Wie würden Sie die Rivalität der beiden Klubs beschreiben?
Als Fan hat es sich über die Jahre normalisiert, nun können Familien aus beiden Lagern zusammen zu den Spielen gehen. Früher, in den achtziger und neunziger Jahren, da war die Rivalität schon sehr verbittert und der Besuch von Spielen unangenehm. In der heutigen Zeit hat es sich etwas beruhigt. Das Verhältnis ist eigentlich wieder so, wie es ganz früher war, als beide Vereine durch dick und dünn gingen. Da stand die Stadt an erster Stelle, nicht der Klub.
Sie sagten, die Rivalität sei früher verbittert gewesen. Wie meinen Sie das?
Überall wimmelte es vor Auseinandersetzungen und Kämpfen. Jede Begegnung war von einer gewissen Bösartigkeit geprägt. Im Stadion und außerhalb hat man davon immer etwas gesehen, auch wenn ich persönlich nie angegriffen worden bin. Es war schlicht unangenehm, zu den Spielen zu gehen.

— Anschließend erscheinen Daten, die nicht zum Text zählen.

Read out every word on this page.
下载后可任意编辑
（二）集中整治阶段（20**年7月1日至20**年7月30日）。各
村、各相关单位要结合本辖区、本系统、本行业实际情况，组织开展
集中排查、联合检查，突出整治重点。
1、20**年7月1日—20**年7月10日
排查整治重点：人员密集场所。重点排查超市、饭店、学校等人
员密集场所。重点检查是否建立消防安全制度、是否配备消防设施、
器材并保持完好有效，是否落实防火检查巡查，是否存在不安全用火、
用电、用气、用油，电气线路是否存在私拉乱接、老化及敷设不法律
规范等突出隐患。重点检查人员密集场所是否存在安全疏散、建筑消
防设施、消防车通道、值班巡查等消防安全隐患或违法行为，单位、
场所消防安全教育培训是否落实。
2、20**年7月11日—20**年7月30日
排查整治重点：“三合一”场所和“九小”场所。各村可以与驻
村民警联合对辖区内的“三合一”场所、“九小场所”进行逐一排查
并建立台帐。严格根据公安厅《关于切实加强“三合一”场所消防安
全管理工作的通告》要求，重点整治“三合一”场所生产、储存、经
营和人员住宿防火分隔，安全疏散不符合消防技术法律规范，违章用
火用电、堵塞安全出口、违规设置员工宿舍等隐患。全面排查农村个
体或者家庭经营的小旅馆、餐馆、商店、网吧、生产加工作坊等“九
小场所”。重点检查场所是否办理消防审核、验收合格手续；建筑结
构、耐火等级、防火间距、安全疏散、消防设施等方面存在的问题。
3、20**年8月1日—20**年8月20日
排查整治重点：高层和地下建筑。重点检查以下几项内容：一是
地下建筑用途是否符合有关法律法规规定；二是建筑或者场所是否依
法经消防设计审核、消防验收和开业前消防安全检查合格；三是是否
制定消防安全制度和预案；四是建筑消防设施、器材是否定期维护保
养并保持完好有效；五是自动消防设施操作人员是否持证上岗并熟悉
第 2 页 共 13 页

Wie erlebten Sie die Derbys als Spieler?
Wenn der Spielplan rauskam, haben wir immer zuerst geschaut, wann wir gegen Liverpool spielen. Hier im Verein arbeiten so viele Leute aus der Gegend, du kannst der ganzen Aufregung als Spieler vor dem Merseyside-Derby nicht entgehen. Das Kribbeln beginnt am Montag vor dem Spiel und steigert sich dann täglich. Ich muss zugeben, es war auch ein Gefühl der Angst dabei. Angst, dass du das wichtigste Spiel der Saison verlierst. Gleichzeitig ein Gefühl von Stolz und Vorfreude, die anderen mit einem Spiel wegzukegeln. Sehr gemischte Emotionen also.
Sie liefen mit Steven Gerrard zusammen in der Schulmannschaft auf. Waren Sie miteinander befreundet?
Wir beide wuchsen in dem Bezirk Huyton auf, unsere Familien kennen sich. Steven war eine Stufe über mir, in der Schulmannschaft spielten wir dann zusammen, das stimmt. Manchmal schrieben wir uns während der Karriere SMS, hatten aber generell nicht mehr viel Kontakt, denn klar: Ich spielte immer für Everton, er für Liverpool. Da stoppte der Austausch naturgemäß. Aber verstehen Sie mich nicht falsch: Wir kommen gut miteinander klar, und wenn wir uns auf der Straße sähen, würden wir mit Sicherheit ein paar freundliche Worte wechseln.
Sie debütierten mit 19 Jahren für Everton FC. Waren Sie besonders nervös, als Fan für Ihre Lieblingsmannschaft aufzulaufen?
Um ehrlich zu sein, hatte ich gar nicht die Zeit dafür, nervös zu werden. Wir spielten am Donnerstag mit der zweiten Mannschaft, am Freitag wurde ich dazu berufen, mit der Ersten Mannschaft zum Auswärtsspiel mitzufahren. Das war erst einmal nichts Ungewöhnliches, ich wurde häufiger eingeladen, ohne zu spielen. Doch am Samstagmorgen bat mich der Trainer Walter Smith dann zu einem Gespräch. Er fragte: „Wir fühlst du dich?“ – Ich sagte: „Ok“. Er sagte: „Ok.“ Erst nach einigen Minuten wurde mir klar, dass er mich von Beginn an spielen lassen wollte. Das kam so überraschend, dass ich niemandem Bescheid geben konnte. Keiner aus meiner Familie hat mein Debüt gesehen. Es war verrückt, ich wurde sogar panisch. Aber wenn du den Rasen betrittst, verfliegt das auch schnell.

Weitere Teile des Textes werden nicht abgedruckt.